Sure, the North American underground yielded other bassless duos in that era — there was the itchy art of Athens’ Method Actors, the cool schlock of Montreal’s Deja Voodoo, the rousing Richmond-via-Los Angeles House of Freaks, to name a few. None could of them could quite match the reckless abandon of the Flat Duo Jets at full throttle, nor the deep vein of old-time rock’n’roll they mined for their repertoire. The Jets made their legend on the 1984 cassette demo In Stereo, wherein guitarist Dexter Romweber howls with vein-poppin’ fervor while drummer Chris “Crow” Smith plays like the ceiling falling down. The two eventually added a bassist for their 1990 eponymous debut album, recorded live in the studio with, quite helpfully, just a smidgen less mania. The results showcase their greasy styles for miles, the twangy reverb on Romweber’s Danelectro guitar a pleasing counterpart to his unmannered rockabilly tenor.

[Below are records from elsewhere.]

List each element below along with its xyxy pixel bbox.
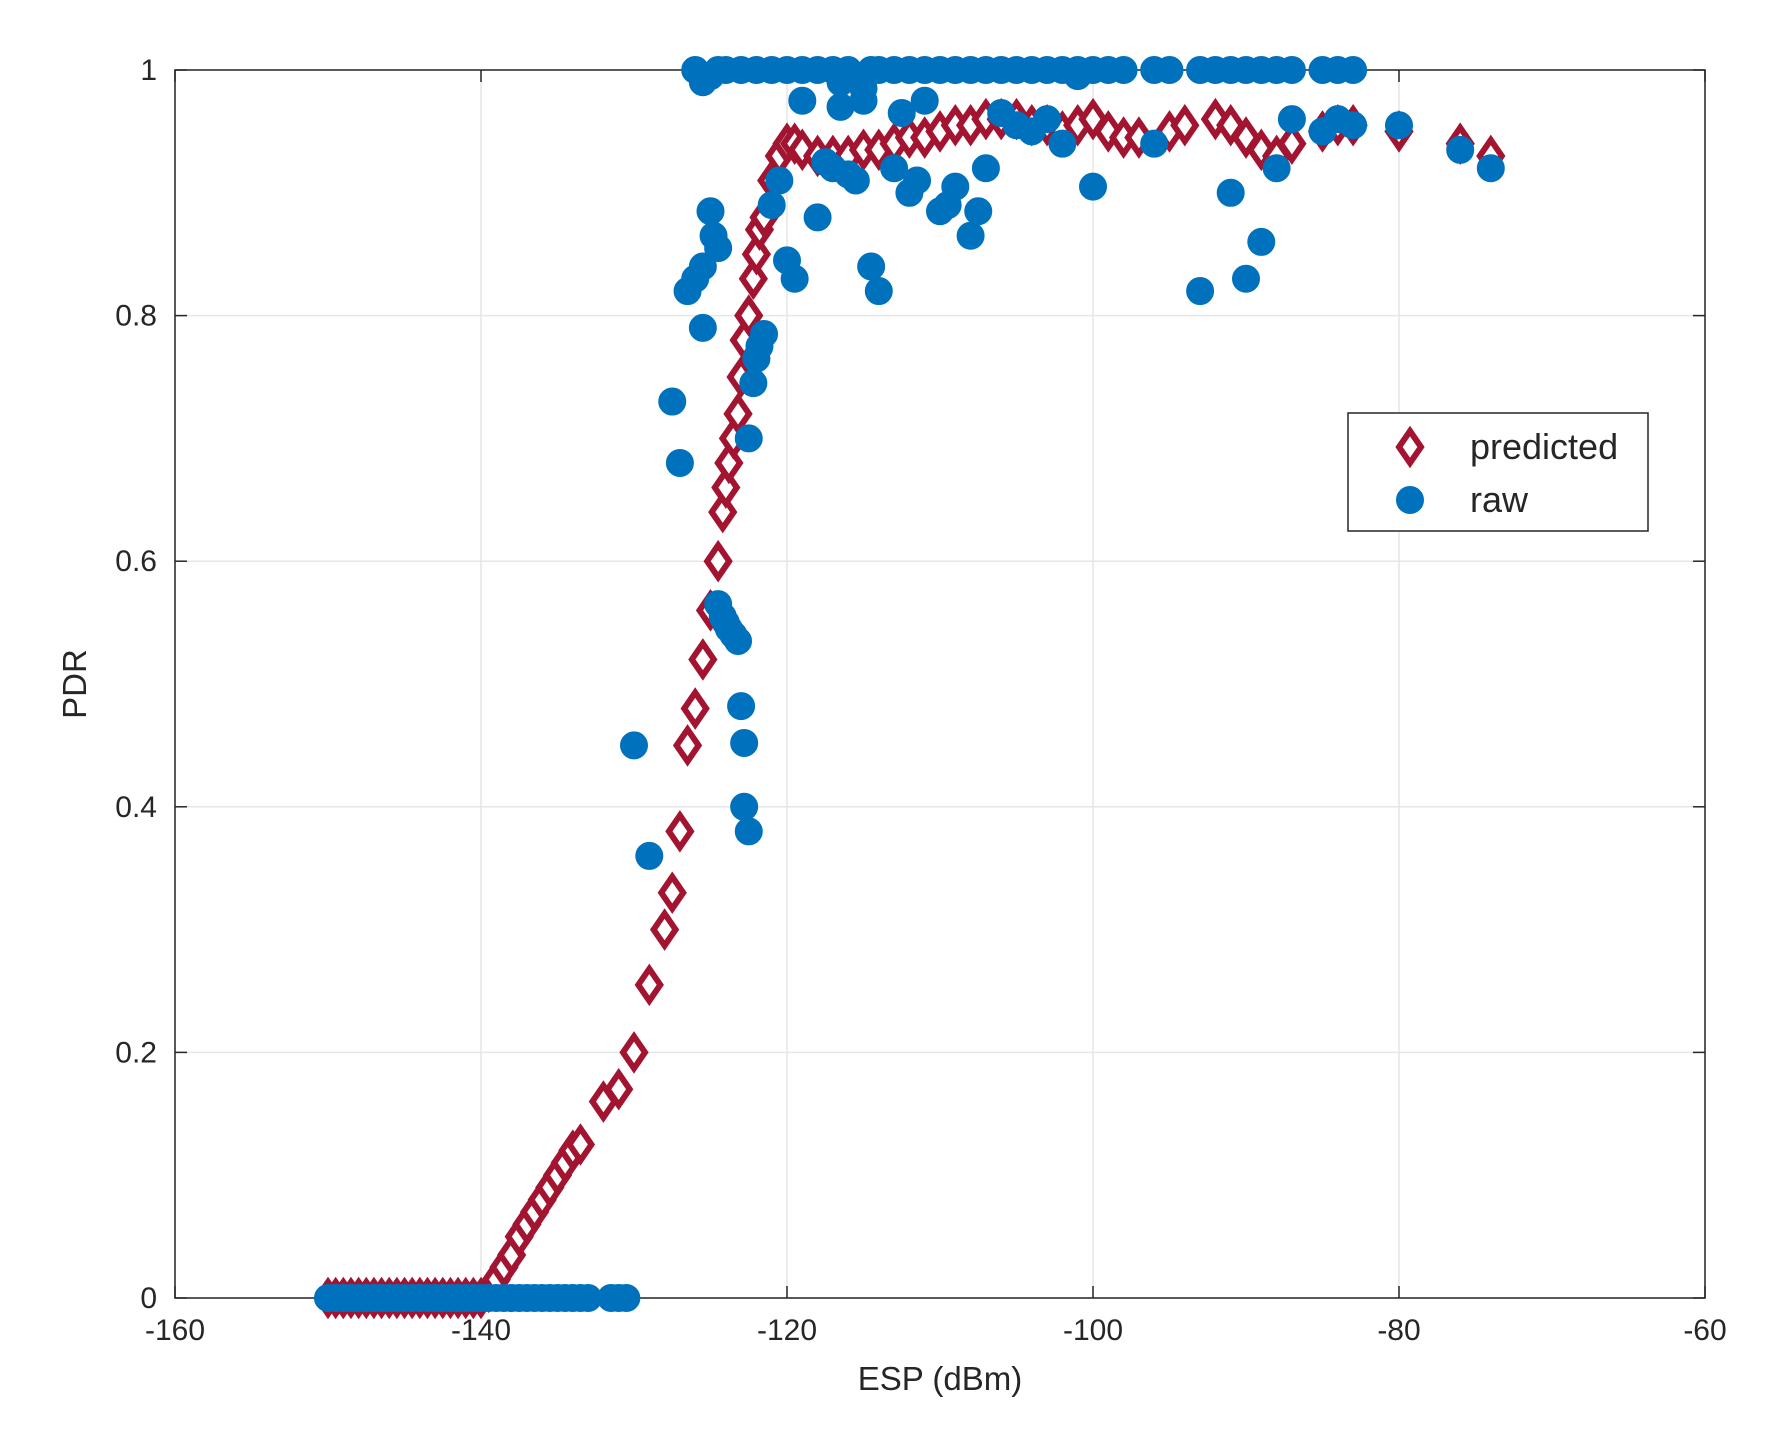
raw-point [964,197,993,226]
raw-point [688,252,717,281]
x-tick-label: -160 [145,1314,205,1347]
raw-point [887,98,916,127]
predicted-point [649,908,680,951]
y-tick-label: 0.4 [115,791,157,824]
raw-point [1048,129,1077,158]
raw-point [1262,154,1291,183]
predicted-point [680,687,710,730]
raw-point [803,203,832,232]
raw-point [910,86,939,115]
series-raw [314,56,1505,1312]
raw-point [1385,111,1413,140]
raw-point [1155,56,1184,84]
raw-point [971,154,1000,183]
predicted-point [634,963,664,1007]
predicted-point [703,539,733,583]
raw-point [658,387,687,416]
predicted-point [688,638,718,681]
raw-point [941,172,970,201]
x-tick-label: -140 [451,1314,511,1347]
predicted-point [734,294,764,337]
raw-point [1339,56,1368,84]
raw-point [826,92,855,121]
raw-point [734,817,763,846]
x-tick-label: -60 [1683,1314,1726,1347]
raw-point [757,191,786,220]
raw-point [724,627,753,656]
raw-point [1446,135,1475,164]
x-tick-label: -80 [1377,1314,1420,1347]
legend: predicted raw [1347,412,1649,532]
y-axis-label: PDR [56,649,93,719]
raw-point [750,320,779,349]
legend-label-predicted: predicted [1470,426,1618,467]
raw-point [1079,172,1107,201]
raw-point [1277,105,1306,134]
raw-point [1247,227,1276,256]
raw-point [857,252,886,281]
raw-point [1186,277,1215,306]
predicted-point [604,1067,634,1111]
raw-point [1216,178,1245,207]
raw-point [688,313,717,342]
raw-point [903,166,932,195]
y-tick-label: 0.6 [115,545,157,578]
predicted-point [1277,122,1307,165]
raw-point [1140,129,1169,158]
raw-point [620,731,648,760]
raw-point [1033,105,1062,134]
raw-point [1476,154,1505,183]
predicted-point [708,490,738,534]
raw-point [727,692,756,721]
raw-point [864,277,893,306]
raw-point [730,792,759,821]
raw-point [780,264,809,293]
axis-ticks: -160 -140 -120 -100 -80 -60 0 0.2 0.4 0.6 0.8 1 [115,54,1726,1347]
predicted-point [1170,103,1200,147]
x-tick-label: -100 [1063,1314,1123,1347]
raw-point [1232,264,1260,293]
legend-marker-predicted [1395,425,1425,469]
raw-point [1109,56,1138,84]
raw-point [1339,111,1368,140]
predicted-point [619,1031,649,1074]
predicted-point [665,810,695,853]
y-tick-label: 1 [140,54,157,87]
x-tick-label: -120 [757,1314,817,1347]
raw-point [734,424,763,453]
raw-point [635,841,664,870]
raw-point [704,234,733,263]
predicted-point [672,724,703,767]
y-tick-label: 0.8 [115,300,157,333]
y-tick-label: 0 [140,1282,157,1315]
raw-point [841,166,870,195]
legend-box [1347,412,1649,532]
predicted-point [657,871,687,915]
legend-diamond [1395,425,1425,469]
x-axis-label: ESP (dBm) [858,1360,1022,1397]
raw-point [696,197,725,226]
raw-point [730,728,759,757]
legend-circle [1396,486,1424,514]
y-tick-label: 0.2 [115,1036,157,1069]
data-points [313,56,1506,1320]
legend-marker-raw [1396,486,1424,514]
raw-point [956,221,985,250]
raw-point [788,86,817,115]
raw-point [665,448,694,477]
raw-point [765,166,794,195]
raw-point [612,1284,641,1312]
raw-point [880,154,909,183]
legend-label-raw: raw [1470,479,1529,520]
raw-point [1277,56,1306,84]
predicted-point [565,1123,596,1166]
raw-point [739,369,768,398]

Both of these releases plus a gaggle of tasty outtakes are compiled on the new Wild Wild Love. The Flat Duo Jets are still kicking to this day, but this two-CD collection is far and away the best introduction anyone needs to their music, making clear their influence on later groups like the Jon Spencer Blues Explosion and the White Stripes. Even if you’re agnostic about rockabilly, Wild Wild Love valuably documents maybe the last cohort of the American music underground with a direct, unironic connection to the regional and stylistic foundations of rock’n’roll.

FDJ

Wild Wild Love is out now on Daniel 13.